Bu soru bana çok soruluyor. “Çalışırken iş aramak etik midir, değil midir?”
Doğru cevap diye bir seçeneğin olmadığını düşünürüm her zaman. Çünkü her çalışanın yeni arayışlara yönlemesinin altında birçok neden olabilir. Örneğin kötü ve yetersiz bir yöneticisi vardır, şirket vaadlerini yerine getirmemiştir, çalışanın gelişime yönelik talepleri reddedilmektedir, mobbing, iş arkadaşları ile iyi geçinemiyordur, vs.
Ben bir İnsan Kaynakları uzmanı olmanın ötesinde bir profesyonel olarak çalışırken iş arama kararı almış kişilere birkaç tavsiyede bulunacağım.
İlk başta probleminizi yöneticiniz veya İnsan Kaynakları bölümü ile konuşun. Çözüm üretilmesi için sabırlı olun.
Eğer cevap alamıyorsanız, sorunlarınız bütün sabrınıza rağmen giderilemiyorsa iş aramaya başlayabilirsiniz.
İyi ve akıllı bir İnsan Kaynakları Yöneticiniz varsa ve sizin iş aradığınızı farkederse size asla çirkin bir şekilde davranmayacaktır. Hele ki karşısındaki genç ve tecrübesi sınırlı bir çalışansa tutum çok daha sevecen olacaktır. Unutmayın, İnsan Kaynakları’nın amacı hiçbir zaman insan yok etmek değildir, amaç her zaman insan kazanmaktır.
Bana zamanında bir İnsan Kaynakları Müdürü “İş arayan birine artık güvenim kalmaz” tezini ileri sürmüştü, işten çok uygunsuz şekilde çıkardığı bir çalışan için. O zamanlar cevap üretememiştim. Ama şimdi bugünkü tecrübemle diyorum ki;
Ancak vasat ve kötü niyetli İnsan Kaynakları Müdürü iş arayan bir çalışanı direkt işten çıkarmaya kalkar. Nitelikli ve optimist İnsan Kaynakları Müdürü o çalışanı nasıl kazanabilirim? diye düşünür ve çözüm üretmek için çabalar.
Diğer taraftan eğer şirket veya yönetici sizi bir neden(ler)den dolayı işten çıkarabilmek için fırsat kolluyorsa ve sizin iş aradığınızı farkederse, elbette önüne gelen bu imkanı bayılarak kullanmakta hiç tereddüt etmeyecektir.
Sonuç olarak çalışırken iş arayıp, aramamak tümüyle kişisel bir karardır.
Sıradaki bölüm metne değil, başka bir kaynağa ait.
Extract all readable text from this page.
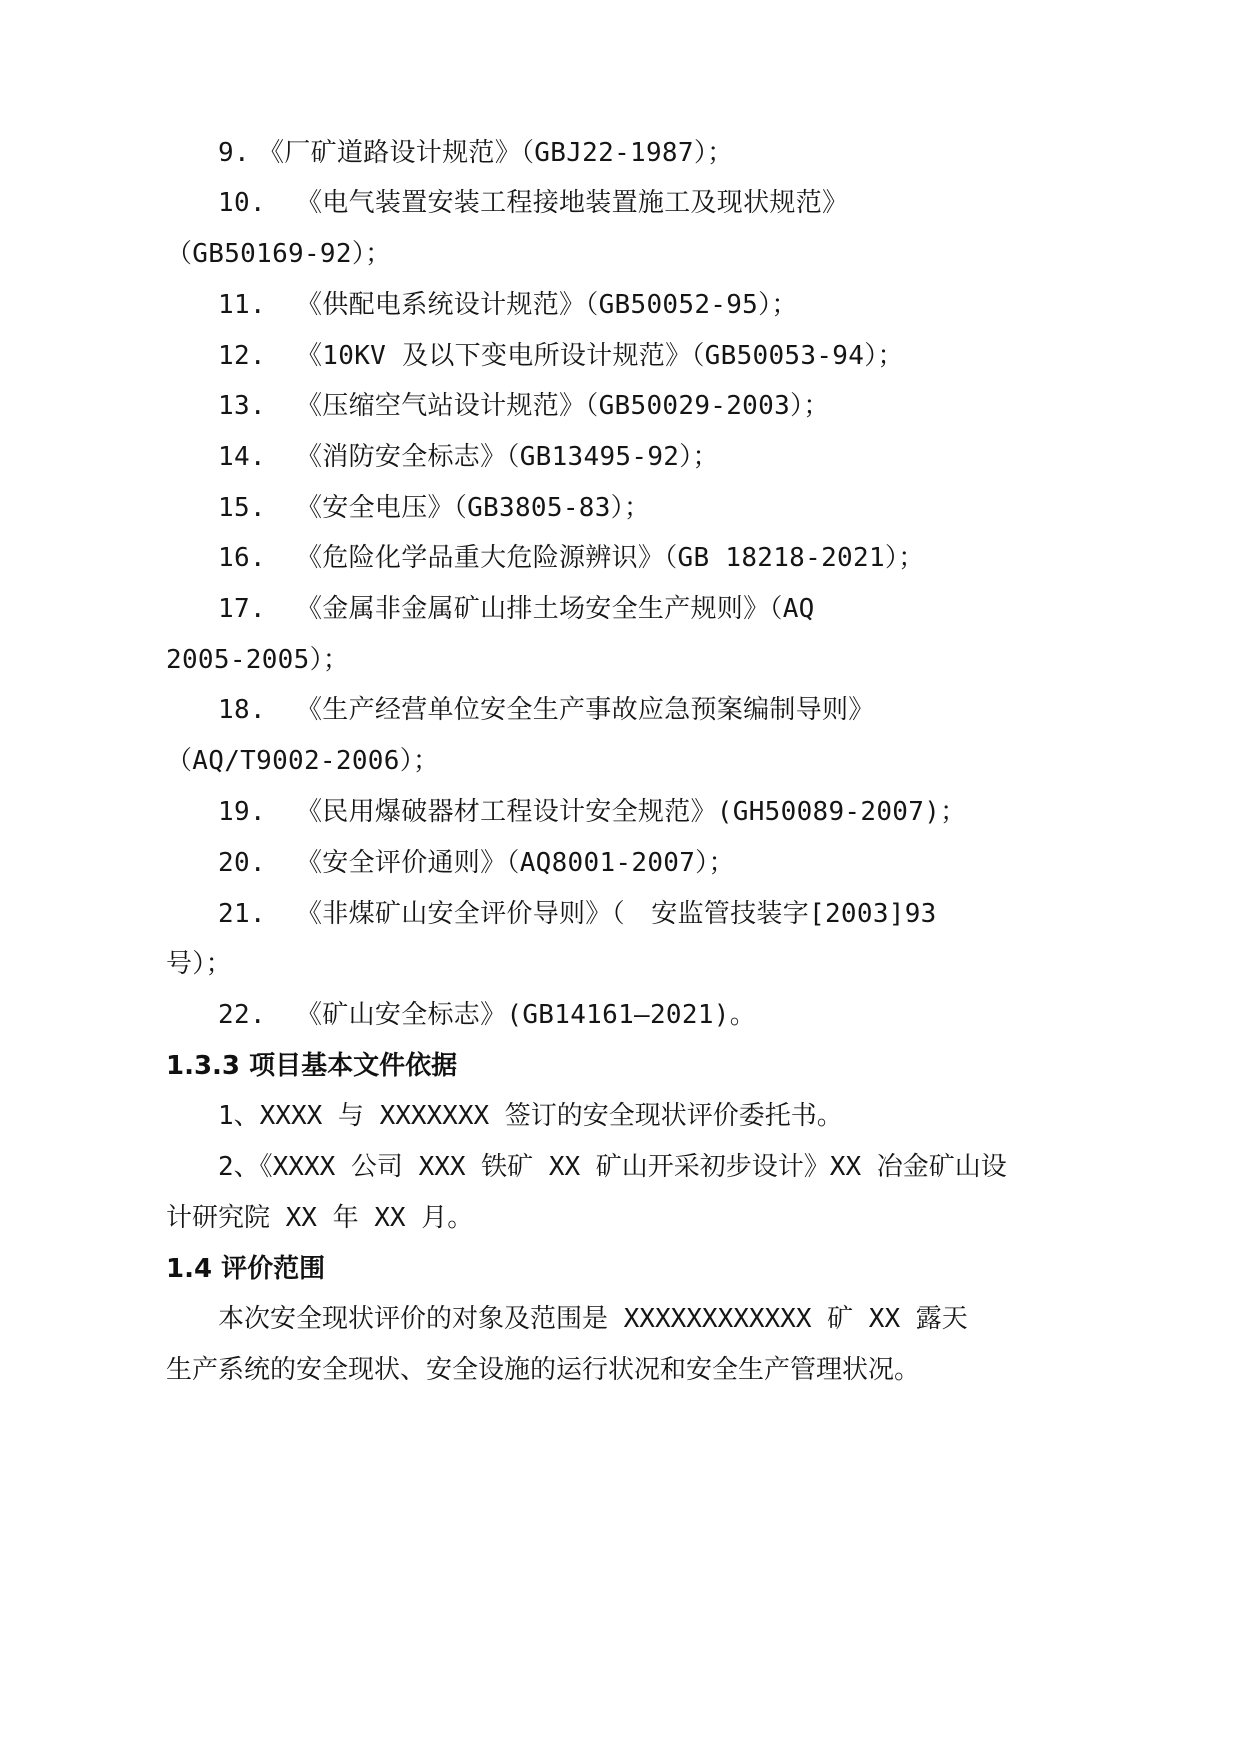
9. 《厂矿道路设计规范》（GBJ22-1987）；
10. 《电气装置安装工程接地装置施工及现状规范》
（GB50169-92）；
11. 《供配电系统设计规范》（GB50052-95）；
12. 《10KV 及以下变电所设计规范》（GB50053-94）；
13. 《压缩空气站设计规范》（GB50029-2003）；
14. 《消防安全标志》（GB13495-92）；
15. 《安全电压》（GB3805-83）；
16. 《危险化学品重大危险源辨识》（GB 18218-2021）；
17. 《金属非金属矿山排土场安全生产规则》（AQ
2005-2005）；
18. 《生产经营单位安全生产事故应急预案编制导则》
（AQ/T9002-2006）；
19. 《民用爆破器材工程设计安全规范》(GH50089-2007)；
20. 《安全评价通则》（AQ8001-2007）；
21. 《非煤矿山安全评价导则》（　安监管技装字[2003]93
号）；
22. 《矿山安全标志》(GB14161—2021)。
1.3.3 项目基本文件依据
1、XXXX 与 XXXXXXX 签订的安全现状评价委托书。
2、《XXXX 公司 XXX 铁矿 XX 矿山开采初步设计》XX 冶金矿山设
计研究院 XX 年 XX 月。
1.4 评价范围
本次安全现状评价的对象及范围是 XXXXXXXXXXXX 矿 XX 露天
生产系统的安全现状、安全设施的运行状况和安全生产管理状况。
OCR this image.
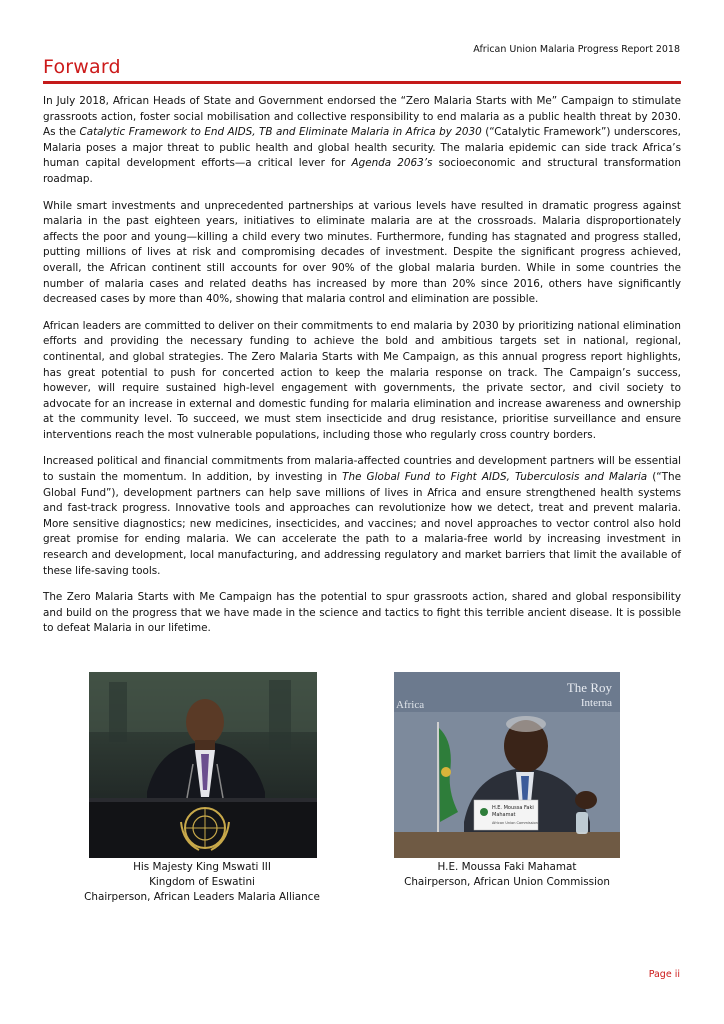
African Union Malaria Progress Report 2018
Forward

In July 2018, African Heads of State and Government endorsed the “Zero Malaria Starts with Me” Campaign to stimulate grassroots action, foster social mobilisation and collective responsibility to end malaria as a public health threat by 2030. As the Catalytic Framework to End AIDS, TB and Eliminate Malaria in Africa by 2030 (“Catalytic Framework”) underscores, Malaria poses a major threat to public health and global health security. The malaria epidemic can side track Africa’s human capital development efforts—a critical lever for Agenda 2063’s socioeconomic and structural transformation roadmap.

While smart investments and unprecedented partnerships at various levels have resulted in dramatic progress against malaria in the past eighteen years, initiatives to eliminate malaria are at the crossroads. Malaria disproportionately affects the poor and young—killing a child every two minutes. Furthermore, funding has stagnated and progress stalled, putting millions of lives at risk and compromising decades of investment. Despite the significant progress achieved, overall, the African continent still accounts for over 90% of the global malaria burden. While in some countries the number of malaria cases and related deaths has increased by more than 20% since 2016, others have significantly decreased cases by more than 40%, showing that malaria control and elimination are possible.

African leaders are committed to deliver on their commitments to end malaria by 2030 by prioritizing national elimination efforts and providing the necessary funding to achieve the bold and ambitious targets set in national, regional, continental, and global strategies. The Zero Malaria Starts with Me Campaign, as this annual progress report highlights, has great potential to push for concerted action to keep the malaria response on track. The Campaign’s success, however, will require sustained high-level engagement with governments, the private sector, and civil society to advocate for an increase in external and domestic funding for malaria elimination and increase awareness and ownership at the community level. To succeed, we must stem insecticide and drug resistance, prioritise surveillance and ensure interventions reach the most vulnerable populations, including those who regularly cross country borders.

Increased political and financial commitments from malaria-affected countries and development partners will be essential to sustain the momentum. In addition, by investing in The Global Fund to Fight AIDS, Tuberculosis and Malaria (“The Global Fund”), development partners can help save millions of lives in Africa and ensure strengthened health systems and fast-track progress. Innovative tools and approaches can revolutionize how we detect, treat and prevent malaria. More sensitive diagnostics; new medicines, insecticides, and vaccines; and novel approaches to vector control also hold great promise for ending malaria. We can accelerate the path to a malaria-free world by increasing investment in research and development, local manufacturing, and addressing regulatory and market barriers that limit the available of these life-saving tools.

The Zero Malaria Starts with Me Campaign has the potential to spur grassroots action, shared and global responsibility and build on the progress that we have made in the science and tactics to fight this terrible ancient disease. It is possible to defeat Malaria in our lifetime.

The Roy
Interna
Africa
H.E. Moussa Faki
Mahamat
African Union Commission
His Majesty King Mswati III
Kingdom of Eswatini
Chairperson, African Leaders Malaria Alliance
H.E. Moussa Faki Mahamat
Chairperson, African Union Commission
Page ii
Doğru veya yanlış şeklinde kesin yargılarla duruma yaklaşılmaması, iş arayışının alt nedenlerinin araştırılması gerekir.
O bahsettiğiniz İK müdürü Neşe Adaklı mı?
Sevgili MigrosTürk,
x, y, z, farketmez, kavramsal olarak duruma bu şekilde yaklaşan bir kesim İK profesyonelini temsil etmektedir “müdür” ünvanını alan kişi. Aslına bakacak olursanız bu tavır, genel personelci yaklaşımıdır. İnsana bordro üstündeki isim olarak bakar. İnsan kaynakları teorisi ise çalışan ihtiyaç ve beklentileri için varedilmiştir. Bu nedenle belirtilen olumsuz türdeki uygulamalar insan kaynakları teorisi ile çelişmektedir. Halen belirli bir kesim İK profesyoneli de mesleği sadece işe alım, nicelik ve masraf takibi olarak algılamaktadır. Oysaki mesleğimiz stratejik iş yönetiminin ana girdisinden sorumludur. Bu nedenle de dolaylı olarak şirket iş süreçlerinin hepsinden sorumludur.
Aranır aranır, daha iyisi bulunduğunda eski iş yeriniz de zor durumlar yaşamadan kibarca terk edilir. Bizzat insan kaynağı olan biri olarak fikrim budur efenim 🙂
Ama hep çalışırken iş ara derler insana,
Bunu yapamayan sıkılır her duyduğunda…
Bir de işsiz kalınca daha da büyür bu sözler
haklıymışcasına… Oysa doğasında olmayanı yaptırmak için kamçılayan sözler daha büyük yara açar insana. Her mantıksız, Her ahlaksız sözün arkasında…
Bence doğrusu, sizin de yazınızda vurgu yaptığınız gibi; çalışanın kararını insan kaynakları müdürü/müdiresiyle paylaşmasıdır. İşten ayrılmayı kafasına koymuşsa her türlü riski göze almalı.